Hey there! Renee Byrd here from Will Frolic for Food. Claire has so generously invited me to share a recipe with you all today. I don’t know about you, but when the Winter presses in on us, all blustery and glimmering with frost, it’s a challenge for me to eat raw green foods. I pretty much won’t. Most of my meals end up hot. Hot soup, curry, steamed veg, roasted roots or some healthy variation on comfort food. Which is all well and good. But there are days when my body is telling me it needs raw greens. And I’m still essentially stomping my foot and digging in because the idea of eating something cold on a cold day makes me shiver.
So, as a compromise, I came up with this delicata squash spinach salad recipe with a miso sriracha dressing. Warm, filling, nourishing, with lots of bright, sunshiny, yellow vegetables, it’s a great way to get in your greens despite the cold. It makes me feel like sunshine is emanating out of my skin after eating it. Yes, that’s really how I feel about this salad.
DELICATA SQUASH SUNSHINE SALAD WITH MISO SRIRACHA DRESSING
2 medium-small delicata squash, deseeded & sliced into ½ inch rounds
1 tbsp good quality olive oil
1 tsp coarse sea salt
4 cups baby spinach
2 cups parsley, chopped
½ cup yellow carrot, sliced thinly into rounds
½ cup yellow pepper, chopped
1 can cooked garbanzo beans, drained (or 1.5 cups fresh cooked garbanzos)

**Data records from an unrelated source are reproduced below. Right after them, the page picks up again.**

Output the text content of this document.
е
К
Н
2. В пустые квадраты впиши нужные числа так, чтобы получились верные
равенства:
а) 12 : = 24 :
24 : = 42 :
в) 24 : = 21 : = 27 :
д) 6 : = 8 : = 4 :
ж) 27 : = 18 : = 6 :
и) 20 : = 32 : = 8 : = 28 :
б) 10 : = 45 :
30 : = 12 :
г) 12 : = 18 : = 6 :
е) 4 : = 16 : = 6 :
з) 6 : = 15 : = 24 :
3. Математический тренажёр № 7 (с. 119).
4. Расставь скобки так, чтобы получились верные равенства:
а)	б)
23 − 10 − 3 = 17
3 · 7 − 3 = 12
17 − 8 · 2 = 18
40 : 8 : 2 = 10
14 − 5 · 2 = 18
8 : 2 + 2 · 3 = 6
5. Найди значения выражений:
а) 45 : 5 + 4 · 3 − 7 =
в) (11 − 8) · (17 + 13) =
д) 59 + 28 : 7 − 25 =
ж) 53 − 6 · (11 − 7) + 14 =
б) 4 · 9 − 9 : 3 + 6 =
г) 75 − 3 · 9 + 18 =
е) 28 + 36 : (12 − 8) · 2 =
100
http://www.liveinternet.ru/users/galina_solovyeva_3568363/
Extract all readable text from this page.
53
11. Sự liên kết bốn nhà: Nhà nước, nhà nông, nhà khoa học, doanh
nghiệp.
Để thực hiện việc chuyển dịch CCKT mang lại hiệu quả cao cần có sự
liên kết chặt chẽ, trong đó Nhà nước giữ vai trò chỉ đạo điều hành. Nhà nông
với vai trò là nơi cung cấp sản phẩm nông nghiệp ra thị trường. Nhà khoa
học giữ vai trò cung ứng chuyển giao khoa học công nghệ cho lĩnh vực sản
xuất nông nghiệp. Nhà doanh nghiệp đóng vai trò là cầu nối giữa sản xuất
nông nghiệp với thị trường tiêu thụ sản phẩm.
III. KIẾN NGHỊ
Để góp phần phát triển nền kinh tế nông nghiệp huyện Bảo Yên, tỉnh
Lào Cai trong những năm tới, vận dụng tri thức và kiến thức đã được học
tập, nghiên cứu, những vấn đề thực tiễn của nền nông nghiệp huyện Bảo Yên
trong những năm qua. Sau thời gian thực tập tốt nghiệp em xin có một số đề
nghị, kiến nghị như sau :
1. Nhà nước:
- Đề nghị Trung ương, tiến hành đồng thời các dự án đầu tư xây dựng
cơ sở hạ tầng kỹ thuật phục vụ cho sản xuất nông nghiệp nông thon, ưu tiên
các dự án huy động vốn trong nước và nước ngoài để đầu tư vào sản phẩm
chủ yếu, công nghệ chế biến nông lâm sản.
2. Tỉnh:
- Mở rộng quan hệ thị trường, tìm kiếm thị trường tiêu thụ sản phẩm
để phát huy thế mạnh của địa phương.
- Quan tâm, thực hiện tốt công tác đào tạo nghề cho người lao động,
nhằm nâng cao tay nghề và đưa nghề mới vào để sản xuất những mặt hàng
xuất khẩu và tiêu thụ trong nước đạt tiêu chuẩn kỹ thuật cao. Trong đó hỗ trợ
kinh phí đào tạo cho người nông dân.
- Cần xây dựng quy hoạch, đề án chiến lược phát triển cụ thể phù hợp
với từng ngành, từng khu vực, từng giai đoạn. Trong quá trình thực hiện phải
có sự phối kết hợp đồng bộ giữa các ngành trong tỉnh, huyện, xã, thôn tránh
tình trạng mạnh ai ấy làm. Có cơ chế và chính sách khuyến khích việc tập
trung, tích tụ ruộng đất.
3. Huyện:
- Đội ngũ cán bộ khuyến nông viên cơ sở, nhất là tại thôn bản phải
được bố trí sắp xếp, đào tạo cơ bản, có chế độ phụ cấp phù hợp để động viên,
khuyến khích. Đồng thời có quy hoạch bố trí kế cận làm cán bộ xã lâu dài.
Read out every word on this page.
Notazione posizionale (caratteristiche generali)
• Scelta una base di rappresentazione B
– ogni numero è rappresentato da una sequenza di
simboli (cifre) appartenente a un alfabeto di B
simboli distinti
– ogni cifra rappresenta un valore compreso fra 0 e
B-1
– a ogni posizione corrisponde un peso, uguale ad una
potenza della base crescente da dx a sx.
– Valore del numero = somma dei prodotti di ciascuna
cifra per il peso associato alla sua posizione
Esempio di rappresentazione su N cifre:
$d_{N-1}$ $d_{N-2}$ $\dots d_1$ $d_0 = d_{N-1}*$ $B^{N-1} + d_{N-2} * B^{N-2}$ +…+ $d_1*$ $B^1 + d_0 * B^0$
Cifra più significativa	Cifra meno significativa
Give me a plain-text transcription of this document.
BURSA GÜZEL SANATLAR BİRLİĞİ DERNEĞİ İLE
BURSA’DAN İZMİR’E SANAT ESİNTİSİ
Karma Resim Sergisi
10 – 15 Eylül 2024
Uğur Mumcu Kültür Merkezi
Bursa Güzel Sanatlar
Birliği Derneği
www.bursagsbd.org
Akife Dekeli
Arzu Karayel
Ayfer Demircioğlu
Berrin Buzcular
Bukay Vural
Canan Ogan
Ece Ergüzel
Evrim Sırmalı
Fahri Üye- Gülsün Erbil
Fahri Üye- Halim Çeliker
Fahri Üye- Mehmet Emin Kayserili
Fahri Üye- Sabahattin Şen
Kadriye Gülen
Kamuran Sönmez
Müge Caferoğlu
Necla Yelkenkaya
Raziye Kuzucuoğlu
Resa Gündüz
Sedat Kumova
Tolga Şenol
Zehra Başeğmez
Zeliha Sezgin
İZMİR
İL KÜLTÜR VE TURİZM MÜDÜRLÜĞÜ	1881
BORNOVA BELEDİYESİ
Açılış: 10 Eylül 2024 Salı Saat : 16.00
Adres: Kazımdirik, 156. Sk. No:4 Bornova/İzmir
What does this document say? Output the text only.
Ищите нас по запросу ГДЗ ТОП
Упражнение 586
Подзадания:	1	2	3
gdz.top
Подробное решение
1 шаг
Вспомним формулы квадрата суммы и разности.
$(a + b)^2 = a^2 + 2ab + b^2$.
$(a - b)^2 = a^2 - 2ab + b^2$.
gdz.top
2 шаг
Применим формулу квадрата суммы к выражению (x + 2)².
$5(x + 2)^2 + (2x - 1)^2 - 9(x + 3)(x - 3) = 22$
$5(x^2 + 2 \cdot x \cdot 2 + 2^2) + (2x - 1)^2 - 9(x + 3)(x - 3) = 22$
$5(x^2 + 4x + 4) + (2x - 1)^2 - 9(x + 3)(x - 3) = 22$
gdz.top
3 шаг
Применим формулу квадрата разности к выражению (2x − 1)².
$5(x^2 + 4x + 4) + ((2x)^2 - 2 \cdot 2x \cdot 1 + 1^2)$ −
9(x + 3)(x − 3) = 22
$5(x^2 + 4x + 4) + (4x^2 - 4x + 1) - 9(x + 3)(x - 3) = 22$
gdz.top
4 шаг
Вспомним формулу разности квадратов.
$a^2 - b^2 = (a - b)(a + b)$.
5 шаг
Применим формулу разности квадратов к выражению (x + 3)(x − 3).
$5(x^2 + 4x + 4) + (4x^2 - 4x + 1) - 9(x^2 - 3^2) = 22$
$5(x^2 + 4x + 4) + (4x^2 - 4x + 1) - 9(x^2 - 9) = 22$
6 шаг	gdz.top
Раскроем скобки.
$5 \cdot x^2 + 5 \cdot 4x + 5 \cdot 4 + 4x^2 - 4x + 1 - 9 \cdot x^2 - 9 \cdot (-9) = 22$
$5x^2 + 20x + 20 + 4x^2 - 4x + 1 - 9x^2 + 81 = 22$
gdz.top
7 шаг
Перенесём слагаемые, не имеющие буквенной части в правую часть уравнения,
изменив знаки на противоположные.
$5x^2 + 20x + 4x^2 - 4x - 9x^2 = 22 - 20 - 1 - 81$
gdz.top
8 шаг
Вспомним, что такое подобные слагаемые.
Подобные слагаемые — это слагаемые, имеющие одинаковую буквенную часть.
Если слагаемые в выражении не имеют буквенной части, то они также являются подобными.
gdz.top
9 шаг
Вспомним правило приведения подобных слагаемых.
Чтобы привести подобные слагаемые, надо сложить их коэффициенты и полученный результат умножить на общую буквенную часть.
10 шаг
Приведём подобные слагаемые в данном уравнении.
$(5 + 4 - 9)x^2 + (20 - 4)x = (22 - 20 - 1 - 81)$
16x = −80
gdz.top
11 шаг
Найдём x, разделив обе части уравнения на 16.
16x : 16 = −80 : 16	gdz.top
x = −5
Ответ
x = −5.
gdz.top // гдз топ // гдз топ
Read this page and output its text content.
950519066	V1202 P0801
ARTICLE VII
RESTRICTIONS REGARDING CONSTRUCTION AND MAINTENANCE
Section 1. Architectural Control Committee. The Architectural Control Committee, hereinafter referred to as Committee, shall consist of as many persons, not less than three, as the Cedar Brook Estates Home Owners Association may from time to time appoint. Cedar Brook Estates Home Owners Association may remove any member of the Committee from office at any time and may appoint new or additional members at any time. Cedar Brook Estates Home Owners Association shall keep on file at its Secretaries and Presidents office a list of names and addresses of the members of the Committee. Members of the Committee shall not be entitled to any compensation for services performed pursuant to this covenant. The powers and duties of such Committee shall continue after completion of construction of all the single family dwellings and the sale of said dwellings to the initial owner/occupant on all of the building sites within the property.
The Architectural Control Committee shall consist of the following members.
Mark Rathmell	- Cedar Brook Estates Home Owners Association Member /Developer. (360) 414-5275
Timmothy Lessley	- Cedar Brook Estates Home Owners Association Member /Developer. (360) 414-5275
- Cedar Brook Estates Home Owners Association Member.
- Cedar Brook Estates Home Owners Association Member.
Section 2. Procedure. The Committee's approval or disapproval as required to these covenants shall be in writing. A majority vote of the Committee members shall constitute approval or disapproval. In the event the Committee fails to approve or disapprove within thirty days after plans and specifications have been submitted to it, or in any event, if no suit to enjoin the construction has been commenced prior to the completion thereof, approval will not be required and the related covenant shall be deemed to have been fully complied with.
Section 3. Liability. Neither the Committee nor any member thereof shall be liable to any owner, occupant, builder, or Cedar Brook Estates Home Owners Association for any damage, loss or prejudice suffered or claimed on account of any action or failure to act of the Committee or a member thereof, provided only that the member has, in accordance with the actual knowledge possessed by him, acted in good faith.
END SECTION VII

¼ cup pepitas (toasted pumpkin seeds)
½ cup pitted kalamata olives
Preheat oven to 375F. Toss the rounds of delicata squash with olive oil and sea salt and spread out in a single layer on a baking sheet. Bake for 25 minutes, then set aside to cool. While the squash is cooking : in a large salad bowl, toss together the baby spinach, parsley, carrot, pepper, garbanzo beans, pepitas, and olives.
Miso Sriracha Dressing
2 tbsp mellow white miso paste
2 tbsp olive oil
1 tbsp honey
1 tsp sriracha
⅛ cup water
In a separate small bowl, mix together the miso, olive oil, honey, sriracha, and water until smooth. Once the squash has cooled, add it to the salad along with the dressing and toss to combine. Serve immediately!